11月7日(日) 礼拝メッセージ要旨
「恵みの豊かさへの信仰」 マルコの福音書7章24~30節
愛する川瀬至長老が5日に召されました。一人のキリスト者として、84年の生涯を生き終えられました。私どもはその人柄をなつかしむこと以上に、「信仰」そのものが強く印象に残ります。本日の聖書の箇所に登場するツロの女に主イエスが語られた、あの賞讃の言葉「女よ。あなたの信仰はりっぱです。」は、川瀬至長老に対する主イエスの言葉でもあります。私どもは今朝、ツロの女の信仰を学ぶことによって、川瀬至長老の信仰の姿を見ているのです。
今ツロの女は娘の病いで追い詰められて、恥も外聞もなく切なる求めをもってイエスの足もとにひれ伏しています。
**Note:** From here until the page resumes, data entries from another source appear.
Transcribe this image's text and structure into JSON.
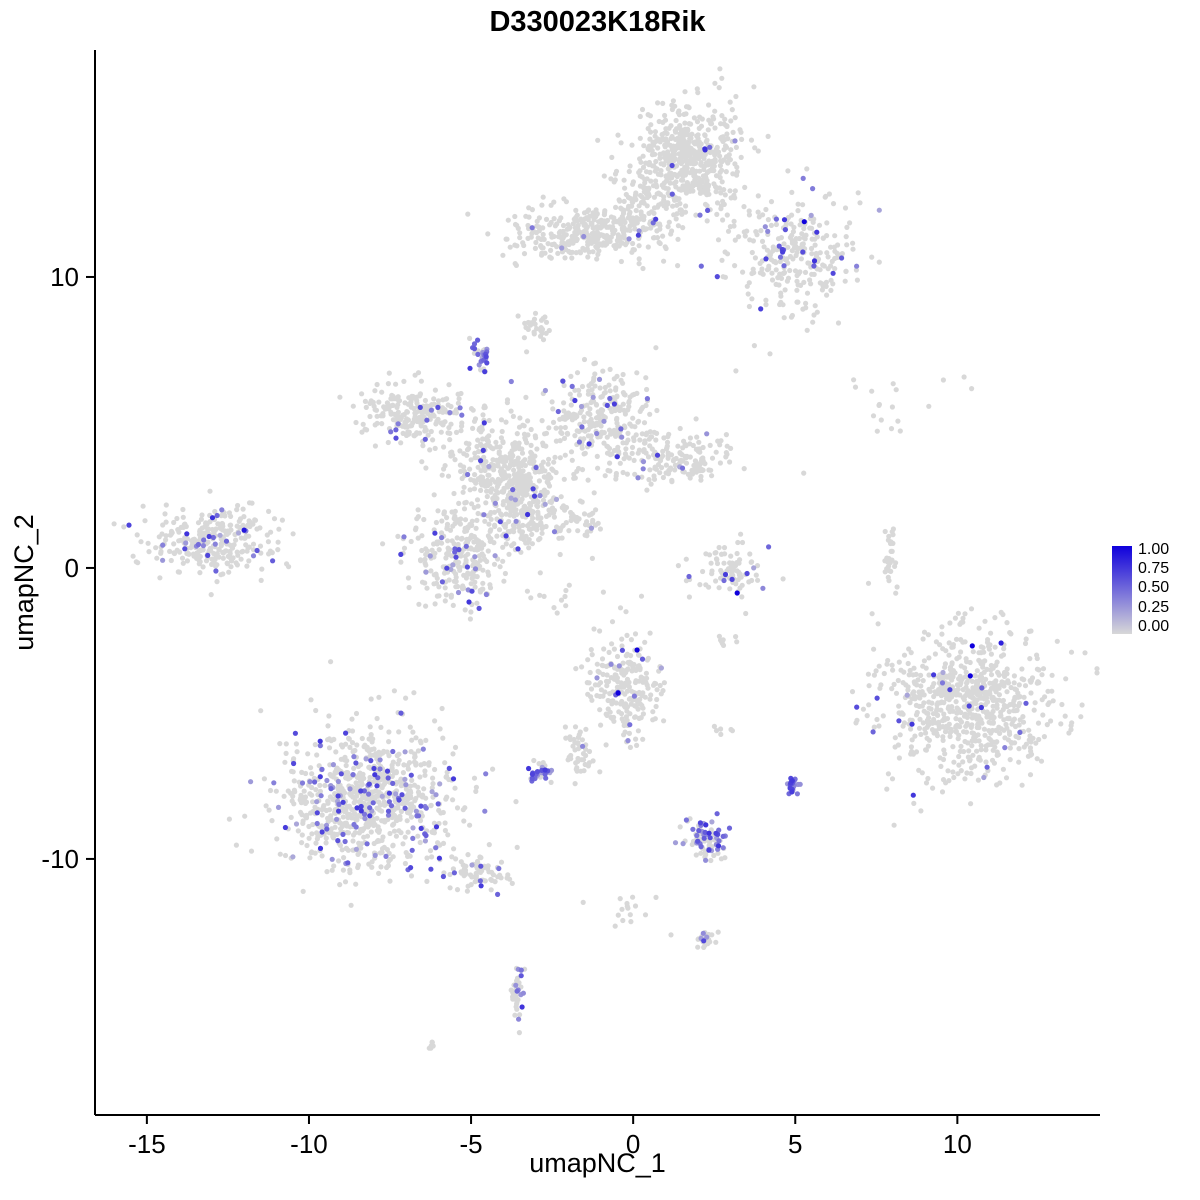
{
  "title": "D330023K18Rik",
  "axes": {
    "x": {
      "label": "umapNC_1",
      "range": [
        -16.6,
        14.4
      ],
      "ticks": [
        -15,
        -10,
        -5,
        0,
        5,
        10
      ]
    },
    "y": {
      "label": "umapNC_2",
      "range": [
        -18.8,
        17.8
      ],
      "ticks": [
        -10,
        0,
        10
      ]
    }
  },
  "legend": {
    "tick_labels": [
      "1.00",
      "0.75",
      "0.50",
      "0.25",
      "0.00"
    ],
    "color_high": "#0f00dc",
    "color_low": "#d8d8d8"
  },
  "style": {
    "background": "#ffffff",
    "base_point_color": "#d8d8d8",
    "point_radius": 2.6,
    "axis_color": "#000000"
  },
  "chart_data": {
    "type": "scatter",
    "title": "D330023K18Rik",
    "xlabel": "umapNC_1",
    "ylabel": "umapNC_2",
    "xlim": [
      -16.6,
      14.4
    ],
    "ylim": [
      -18.8,
      17.8
    ],
    "legend_scale": {
      "min": 0.0,
      "max": 1.0,
      "ticks": [
        0.0,
        0.25,
        0.5,
        0.75,
        1.0
      ]
    },
    "description": "UMAP feature plot; gray cells with sparse purple/blue expressing cells; clusters given as center, sd, count, expressing-fraction",
    "clusters": [
      {
        "name": "top-main",
        "cx": 1.76,
        "cy": 14.0,
        "sx": 0.85,
        "sy": 0.95,
        "n": 550,
        "ef": 0.02
      },
      {
        "name": "top-arm",
        "cx": -1.35,
        "cy": 11.55,
        "sx": 1.25,
        "sy": 0.45,
        "n": 330,
        "ef": 0.02
      },
      {
        "name": "top-right",
        "cx": 5.0,
        "cy": 10.8,
        "sx": 0.95,
        "sy": 1.05,
        "n": 280,
        "ef": 0.07
      },
      {
        "name": "top-neck",
        "cx": 0.2,
        "cy": 12.6,
        "sx": 0.5,
        "sy": 0.6,
        "n": 80,
        "ef": 0.02
      },
      {
        "name": "dot-cluster-9",
        "cx": -3.09,
        "cy": 8.32,
        "sx": 0.22,
        "sy": 0.25,
        "n": 28,
        "ef": 0.0
      },
      {
        "name": "purple-dot-7",
        "cx": -4.72,
        "cy": 7.32,
        "sx": 0.16,
        "sy": 0.28,
        "n": 30,
        "ef": 0.5
      },
      {
        "name": "central-left",
        "cx": -6.73,
        "cy": 5.36,
        "sx": 0.8,
        "sy": 0.5,
        "n": 220,
        "ef": 0.04
      },
      {
        "name": "central-upper-right",
        "cx": -1.02,
        "cy": 5.09,
        "sx": 0.8,
        "sy": 0.8,
        "n": 260,
        "ef": 0.05
      },
      {
        "name": "central-core",
        "cx": -3.95,
        "cy": 3.37,
        "sx": 0.95,
        "sy": 0.9,
        "n": 400,
        "ef": 0.05
      },
      {
        "name": "central-right-arm",
        "cx": 0.99,
        "cy": 3.71,
        "sx": 1.05,
        "sy": 0.42,
        "n": 170,
        "ef": 0.04
      },
      {
        "name": "central-lower-ring",
        "cx": -5.4,
        "cy": 0.45,
        "sx": 0.72,
        "sy": 0.8,
        "n": 280,
        "ef": 0.06
      },
      {
        "name": "central-connector",
        "cx": -3.49,
        "cy": 1.99,
        "sx": 0.5,
        "sy": 0.7,
        "n": 160,
        "ef": 0.05
      },
      {
        "name": "central-diag-strand",
        "cx": -1.94,
        "cy": 1.58,
        "sx": 0.6,
        "sy": 0.45,
        "n": 60,
        "ef": 0.02
      },
      {
        "name": "left-island",
        "cx": -12.99,
        "cy": 0.96,
        "sx": 1.0,
        "sy": 0.58,
        "n": 300,
        "ef": 0.05
      },
      {
        "name": "mid-small",
        "cx": 2.99,
        "cy": -0.07,
        "sx": 0.6,
        "sy": 0.55,
        "n": 90,
        "ef": 0.05
      },
      {
        "name": "right-string",
        "cx": 7.93,
        "cy": 0.27,
        "sx": 0.1,
        "sy": 0.6,
        "n": 28,
        "ef": 0.0
      },
      {
        "name": "right-island",
        "cx": 10.25,
        "cy": -4.71,
        "sx": 1.3,
        "sy": 1.3,
        "n": 750,
        "ef": 0.03
      },
      {
        "name": "right-sparse-top",
        "cx": 8.4,
        "cy": 6.1,
        "sx": 1.1,
        "sy": 0.35,
        "n": 12,
        "ef": 0.0
      },
      {
        "name": "tiny-8-5",
        "cx": 7.99,
        "cy": 4.91,
        "sx": 0.3,
        "sy": 0.15,
        "n": 6,
        "ef": 0.0
      },
      {
        "name": "mid-bottom",
        "cx": -0.25,
        "cy": -4.02,
        "sx": 0.55,
        "sy": 0.9,
        "n": 230,
        "ef": 0.06
      },
      {
        "name": "mid-bottom-arm",
        "cx": -1.64,
        "cy": -6.32,
        "sx": 0.25,
        "sy": 0.42,
        "n": 45,
        "ef": 0.1
      },
      {
        "name": "purple-spot-small",
        "cx": -2.81,
        "cy": -7.01,
        "sx": 0.18,
        "sy": 0.18,
        "n": 40,
        "ef": 0.55
      },
      {
        "name": "bottom-left-island",
        "cx": -8.18,
        "cy": -7.97,
        "sx": 1.3,
        "sy": 1.2,
        "n": 850,
        "ef": 0.16
      },
      {
        "name": "bottom-left-arm",
        "cx": -4.72,
        "cy": -10.45,
        "sx": 0.45,
        "sy": 0.3,
        "n": 70,
        "ef": 0.12
      },
      {
        "name": "bright-purple-spot",
        "cx": 4.91,
        "cy": -7.46,
        "sx": 0.1,
        "sy": 0.16,
        "n": 26,
        "ef": 0.92
      },
      {
        "name": "purple-cluster-bottom",
        "cx": 2.28,
        "cy": -9.35,
        "sx": 0.32,
        "sy": 0.36,
        "n": 85,
        "ef": 0.45
      },
      {
        "name": "sparse-string-down",
        "cx": -0.09,
        "cy": -11.82,
        "sx": 0.6,
        "sy": 0.35,
        "n": 16,
        "ef": 0.05
      },
      {
        "name": "tiny-2-13",
        "cx": 2.28,
        "cy": -12.78,
        "sx": 0.16,
        "sy": 0.16,
        "n": 22,
        "ef": 0.3
      },
      {
        "name": "bottom-vertical",
        "cx": -3.57,
        "cy": -14.57,
        "sx": 0.1,
        "sy": 0.6,
        "n": 35,
        "ef": 0.25
      },
      {
        "name": "lone-bottom",
        "cx": -6.18,
        "cy": -16.49,
        "sx": 0.16,
        "sy": 0.12,
        "n": 6,
        "ef": 0.0
      },
      {
        "name": "tiny-2-n2",
        "cx": 2.75,
        "cy": -2.47,
        "sx": 0.2,
        "sy": 0.15,
        "n": 8,
        "ef": 0.0
      },
      {
        "name": "tiny-2-n5",
        "cx": 2.75,
        "cy": -5.5,
        "sx": 0.15,
        "sy": 0.12,
        "n": 6,
        "ef": 0.0
      },
      {
        "name": "tiny-n1",
        "cx": -2.4,
        "cy": -1.0,
        "sx": 0.3,
        "sy": 0.3,
        "n": 10,
        "ef": 0.0
      }
    ],
    "highlight_points": [
      [
        5.28,
        11.9,
        1.0
      ],
      [
        3.21,
        -0.86,
        1.0
      ],
      [
        0.12,
        -2.82,
        1.0
      ],
      [
        -0.46,
        -4.3,
        1.0
      ],
      [
        10.46,
        -2.68,
        1.0
      ],
      [
        11.35,
        -2.58,
        0.85
      ],
      [
        10.4,
        -3.71,
        1.0
      ],
      [
        -12.0,
        1.3,
        0.9
      ],
      [
        -11.6,
        0.6,
        0.6
      ]
    ]
  }
}
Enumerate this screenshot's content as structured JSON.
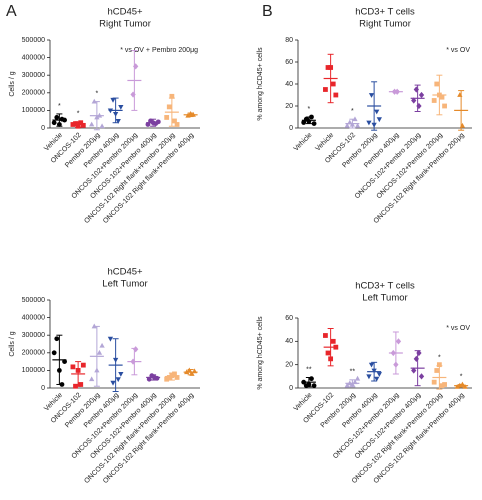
{
  "chart_data": [
    {
      "type": "dot",
      "panel": "A",
      "title": "hCD45+",
      "subtitle": "Right Tumor",
      "ylabel": "Cells / g",
      "ylim": [
        0,
        500000
      ],
      "yticks": [
        0,
        100000,
        200000,
        300000,
        400000,
        500000
      ],
      "note": "* vs OV + Pembro 200μg",
      "categories": [
        "Vehicle",
        "ONCOS-102",
        "Pembro 200μg",
        "Pembro 400μg",
        "ONCOS-102+Pembro 200μg",
        "ONCOS-102+Pembro 400μg",
        "ONCOS-102 Right flank+Pembro 200μg",
        "ONCOS-102 Right flank+Pembro 400μg"
      ],
      "stars": [
        "*",
        "*",
        "*",
        null,
        null,
        null,
        null,
        null
      ],
      "groups": [
        {
          "color": "#000000",
          "marker": "circle",
          "points": [
            30000,
            60000,
            20000,
            50000,
            45000
          ],
          "mean": 45000,
          "error": 35000
        },
        {
          "color": "#e8262b",
          "marker": "square",
          "points": [
            20000,
            25000,
            10000,
            30000,
            15000
          ],
          "mean": 20000,
          "error": 15000
        },
        {
          "color": "#b3a6d6",
          "marker": "triangle",
          "points": [
            20000,
            150000,
            60000,
            70000,
            10000
          ],
          "mean": 70000,
          "error": 80000
        },
        {
          "color": "#2a4ea0",
          "marker": "down",
          "points": [
            100000,
            160000,
            80000,
            40000,
            120000
          ],
          "mean": 100000,
          "error": 70000
        },
        {
          "color": "#c99ad9",
          "marker": "diamond",
          "points": [
            190000,
            350000
          ],
          "mean": 270000,
          "error": 170000
        },
        {
          "color": "#7b3fa0",
          "marker": "circle",
          "points": [
            20000,
            40000,
            30000,
            25000,
            35000
          ],
          "mean": 30000,
          "error": 20000
        },
        {
          "color": "#f7b57a",
          "marker": "square",
          "points": [
            60000,
            120000,
            180000,
            40000,
            20000
          ],
          "mean": 90000,
          "error": 80000
        },
        {
          "color": "#e58a2a",
          "marker": "triangle",
          "points": [
            70000,
            80000,
            75000
          ],
          "mean": 75000,
          "error": 10000
        }
      ]
    },
    {
      "type": "dot",
      "panel": "B",
      "title": "hCD3+ T cells",
      "subtitle": "Right Tumor",
      "ylabel": "% among hCD45+ cells",
      "ylim": [
        0,
        80
      ],
      "yticks": [
        0,
        20,
        40,
        60,
        80
      ],
      "note": "* vs OV",
      "categories": [
        "Vehicle",
        "Vehicle",
        "ONCOS-102",
        "Pembro 200μg",
        "Pembro 400μg",
        "ONCOS-102+Pembro 200μg",
        "ONCOS-102+Pembro 200μg",
        "ONCOS-102 Right flank+Pembro 200μg"
      ],
      "stars": [
        "*",
        null,
        "*",
        null,
        null,
        null,
        null,
        null
      ],
      "groups": [
        {
          "color": "#000000",
          "marker": "circle",
          "points": [
            5,
            8,
            6,
            10,
            4
          ],
          "mean": 7,
          "error": 3
        },
        {
          "color": "#e8262b",
          "marker": "square",
          "points": [
            35,
            55,
            55,
            40,
            30
          ],
          "mean": 45,
          "error": 22
        },
        {
          "color": "#b3a6d6",
          "marker": "triangle",
          "points": [
            2,
            5,
            3,
            8,
            2
          ],
          "mean": 4,
          "error": 4
        },
        {
          "color": "#2a4ea0",
          "marker": "down",
          "points": [
            5,
            30,
            3,
            15,
            8
          ],
          "mean": 20,
          "error": 22
        },
        {
          "color": "#c99ad9",
          "marker": "diamond",
          "points": [
            33,
            33
          ],
          "mean": 33,
          "error": 1
        },
        {
          "color": "#7b3fa0",
          "marker": "diamond",
          "points": [
            25,
            35,
            20,
            30
          ],
          "mean": 27,
          "error": 12
        },
        {
          "color": "#f7b57a",
          "marker": "square",
          "points": [
            25,
            40,
            30,
            28,
            20
          ],
          "mean": 30,
          "error": 18
        },
        {
          "color": "#e58a2a",
          "marker": "triangle",
          "points": [
            30,
            2
          ],
          "mean": 16,
          "error": 18
        }
      ]
    },
    {
      "type": "dot",
      "title": "hCD45+",
      "subtitle": "Left Tumor",
      "ylabel": "Cells / g",
      "ylim": [
        0,
        500000
      ],
      "yticks": [
        0,
        100000,
        200000,
        300000,
        400000,
        500000
      ],
      "categories": [
        "Vehicle",
        "ONCOS-102",
        "Pembro 200μg",
        "Pembro 400μg",
        "ONCOS-102+Pembro 200μg",
        "ONCOS-102+Pembro 400μg",
        "ONCOS-102 Right flank+Pembro 200μg",
        "ONCOS-102 Right flank+Pembro 400μg"
      ],
      "groups": [
        {
          "color": "#000000",
          "marker": "circle",
          "points": [
            200000,
            280000,
            100000,
            20000,
            150000
          ],
          "mean": 160000,
          "error": 140000
        },
        {
          "color": "#e8262b",
          "marker": "square",
          "points": [
            120000,
            10000,
            100000,
            20000,
            130000
          ],
          "mean": 80000,
          "error": 70000
        },
        {
          "color": "#b3a6d6",
          "marker": "triangle",
          "points": [
            50000,
            350000,
            100000,
            200000,
            240000
          ],
          "mean": 180000,
          "error": 170000
        },
        {
          "color": "#2a4ea0",
          "marker": "down",
          "points": [
            280000,
            30000,
            160000,
            50000,
            80000
          ],
          "mean": 130000,
          "error": 150000
        },
        {
          "color": "#c99ad9",
          "marker": "diamond",
          "points": [
            150000,
            220000
          ],
          "mean": 150000,
          "error": 75000
        },
        {
          "color": "#7b3fa0",
          "marker": "circle",
          "points": [
            50000,
            70000,
            60000,
            55000
          ],
          "mean": 60000,
          "error": 15000
        },
        {
          "color": "#f7b57a",
          "marker": "square",
          "points": [
            50000,
            60000,
            70000,
            80000,
            60000
          ],
          "mean": 65000,
          "error": 20000
        },
        {
          "color": "#e58a2a",
          "marker": "triangle",
          "points": [
            90000,
            100000,
            80000,
            95000
          ],
          "mean": 90000,
          "error": 15000
        }
      ]
    },
    {
      "type": "dot",
      "title": "hCD3+ T cells",
      "subtitle": "Left Tumor",
      "ylabel": "% among hCD45+ cells",
      "ylim": [
        0,
        60
      ],
      "yticks": [
        0,
        20,
        40,
        60
      ],
      "note": "* vs OV",
      "categories": [
        "Vehicle",
        "ONCOS-102",
        "Pembro 200μg",
        "Pembro 400μg",
        "ONCOS-102+Pembro 200μg",
        "ONCOS-102+Pembro 400μg",
        "ONCOS-102 Right flank+Pembro 200μg",
        "ONCOS-102 Right flank+Pembro 400μg"
      ],
      "stars": [
        "**",
        null,
        "**",
        null,
        null,
        null,
        "*",
        "*"
      ],
      "groups": [
        {
          "color": "#000000",
          "marker": "circle",
          "points": [
            5,
            2,
            3,
            8,
            2
          ],
          "mean": 5,
          "error": 4
        },
        {
          "color": "#e8262b",
          "marker": "square",
          "points": [
            45,
            30,
            25,
            40,
            35
          ],
          "mean": 35,
          "error": 16
        },
        {
          "color": "#b3a6d6",
          "marker": "triangle",
          "points": [
            2,
            4,
            3,
            5,
            8
          ],
          "mean": 4,
          "error": 3
        },
        {
          "color": "#2a4ea0",
          "marker": "down",
          "points": [
            10,
            20,
            15,
            8,
            12
          ],
          "mean": 14,
          "error": 8
        },
        {
          "color": "#c99ad9",
          "marker": "diamond",
          "points": [
            30,
            20,
            40
          ],
          "mean": 30,
          "error": 18
        },
        {
          "color": "#7b3fa0",
          "marker": "diamond",
          "points": [
            15,
            25,
            30,
            10
          ],
          "mean": 17,
          "error": 15
        },
        {
          "color": "#f7b57a",
          "marker": "square",
          "points": [
            5,
            15,
            20,
            2,
            3
          ],
          "mean": 9,
          "error": 10
        },
        {
          "color": "#e58a2a",
          "marker": "triangle",
          "points": [
            1,
            2,
            3,
            1
          ],
          "mean": 2,
          "error": 1
        }
      ]
    }
  ]
}
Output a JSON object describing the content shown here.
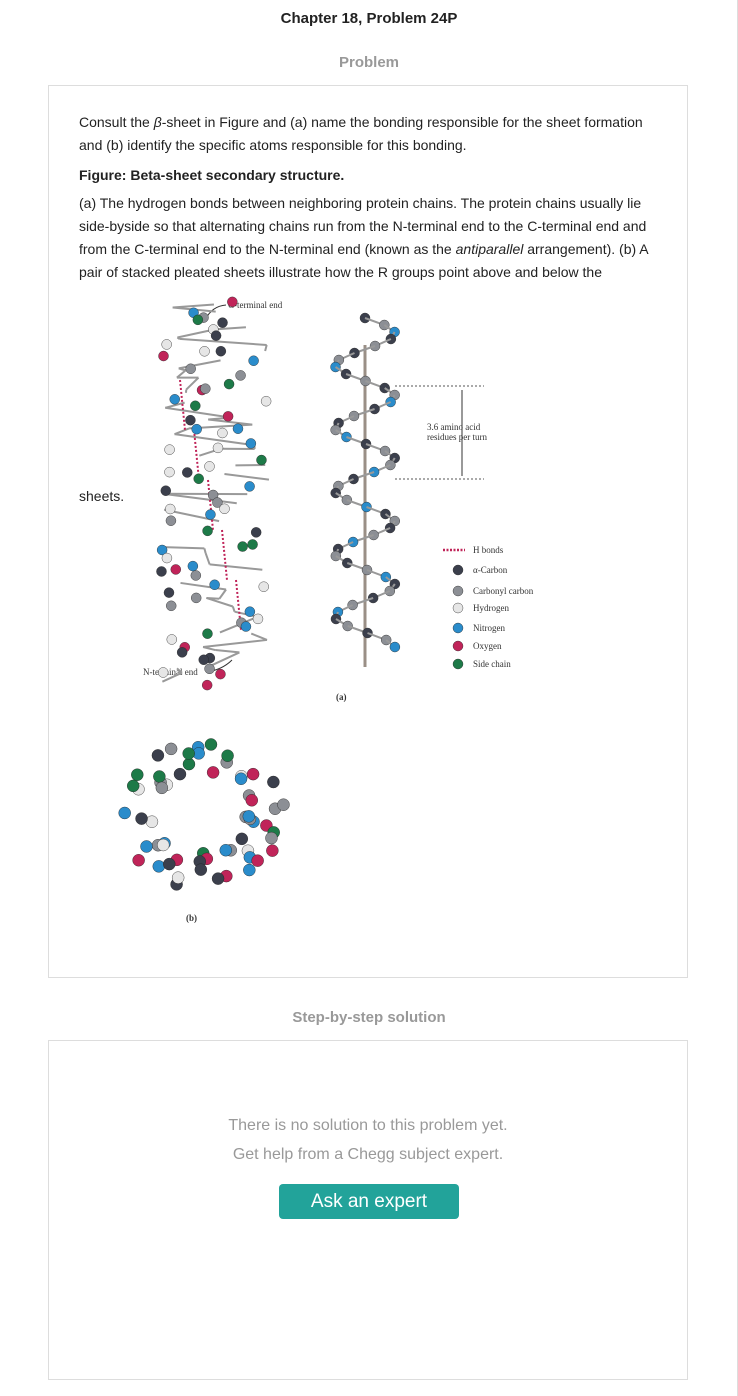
{
  "header": {
    "title": "Chapter 18, Problem 24P",
    "section": "Problem"
  },
  "problem": {
    "question": [
      "Consult the ",
      "β",
      "-sheet in Figure and (a) name the bonding responsible for the sheet formation and (b) identify the specific atoms responsible for this bonding."
    ],
    "figure_caption": "Figure: Beta-sheet secondary structure.",
    "answer": [
      "(a) The hydrogen bonds between neighboring protein chains. The protein chains usually lie side-byside so that alternating chains run from the N-terminal end to the C-terminal end and from the C-terminal end to the N-terminal end (known as the ",
      "antiparallel",
      " arrangement). (b) A pair of stacked pleated sheets illustrate how the R groups point above and below the"
    ],
    "continuation": "sheets.",
    "figure": {
      "c_terminal": "C-terminal end",
      "n_terminal": "N-terminal end",
      "turn_label": [
        "3.6 amino acid",
        "residues per turn"
      ],
      "legend": [
        "H bonds",
        "α-Carbon",
        "Carbonyl carbon",
        "Hydrogen",
        "Nitrogen",
        "Oxygen",
        "Side chain"
      ],
      "panel_a": "(a)",
      "panel_b": "(b)"
    }
  },
  "solution": {
    "heading": "Step-by-step solution",
    "message": [
      "There is no solution to this problem yet.",
      "Get help from a Chegg subject expert."
    ],
    "button": "Ask an expert"
  }
}
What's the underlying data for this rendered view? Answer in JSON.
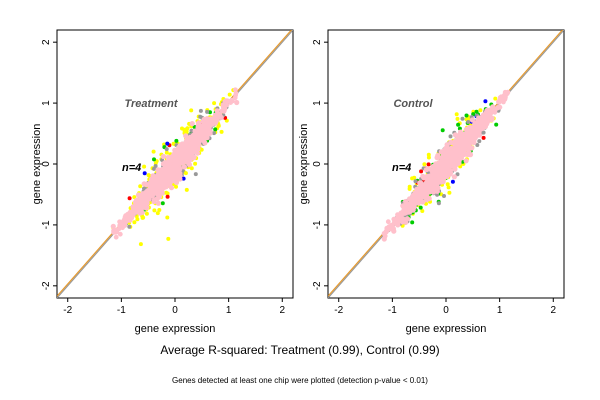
{
  "chart_data": [
    {
      "type": "scatter",
      "title": "Treatment",
      "annotation": "n=4",
      "xlabel": "gene expression",
      "ylabel": "gene expression",
      "xlim": [
        -2.2,
        2.2
      ],
      "ylim": [
        -2.2,
        2.2
      ],
      "xticks": [
        "-2",
        "-1",
        "0",
        "1",
        "2"
      ],
      "yticks": [
        "-2",
        "-1",
        "0",
        "1",
        "2"
      ],
      "tick_values": [
        -2,
        -1,
        0,
        1,
        2
      ],
      "reference_lines": [
        {
          "kind": "identity",
          "color": "#999999"
        },
        {
          "kind": "fit",
          "color": "#e69a2e"
        }
      ],
      "point_colors": [
        "#ffff00",
        "#00cc00",
        "#999999",
        "#ff0000",
        "#0000ff",
        "#ffc0cb"
      ],
      "x_range": [
        -1.15,
        1.15
      ],
      "r_squared": 0.99
    },
    {
      "type": "scatter",
      "title": "Control",
      "annotation": "n=4",
      "xlabel": "gene expression",
      "ylabel": "gene expression",
      "xlim": [
        -2.2,
        2.2
      ],
      "ylim": [
        -2.2,
        2.2
      ],
      "xticks": [
        "-2",
        "-1",
        "0",
        "1",
        "2"
      ],
      "yticks": [
        "-2",
        "-1",
        "0",
        "1",
        "2"
      ],
      "tick_values": [
        -2,
        -1,
        0,
        1,
        2
      ],
      "reference_lines": [
        {
          "kind": "identity",
          "color": "#999999"
        },
        {
          "kind": "fit",
          "color": "#e69a2e"
        }
      ],
      "point_colors": [
        "#ffff00",
        "#00cc00",
        "#999999",
        "#ff0000",
        "#0000ff",
        "#ffc0cb"
      ],
      "x_range": [
        -1.15,
        1.15
      ],
      "r_squared": 0.99
    }
  ],
  "captions": {
    "main": "Average R-squared: Treatment (0.99), Control (0.99)",
    "sub": "Genes detected at least one chip were plotted (detection p-value < 0.01)"
  }
}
一方主イエスは、叫び続ける女の願いに沈黙し、拒絶します。しかし最後はこの女の信仰をほめて、「女よ。あなたの信仰はりっぱです。」と言われたのです。主イエスはこの女の信仰のどの点を、「りっぱです。」とほめられたのでしょうか。この女の信仰の偉大さはどこにあったのでしょうか。それは①どこまでも信じ求め続ける信仰―彼女はイエスや弟子たちからの冷たい態度や言葉に接しても、なおも叫び続け願い求めキリストに近寄っていった。②自分の立場を認める素直な信仰―主イエスの福音宣教の原則は、まず神の選民イスラエルからです。彼女は「主よ、そのとおりです。」と自分も娘もイエスの目から見れば、救いの正統な対象ではないことをそのまま認めたのです。救われるに値しない自分であることを自覚しているのです。③神の恵みの豊かさへの信仰―女は『それにもかかわらず』救い主のパンが子どもに多すぎて食卓からこぼれるほど豊かであり、現に救い主イエスが異邦の地にまで来ておられる。救い主の恵みはすでにこぼれ出している。このキリストの救いのあふれる豊かさへの信仰こそ、この女の信仰の大きな中心点だったのです。そして、このあふれる恵みへの揺るがない信仰こそ、川瀬至長老を支え、失望することなく、祈り続け、神のいつくしみのみ顔を求め、イエス・キリストの福音に信頼し従う生き方の原動力となったのです。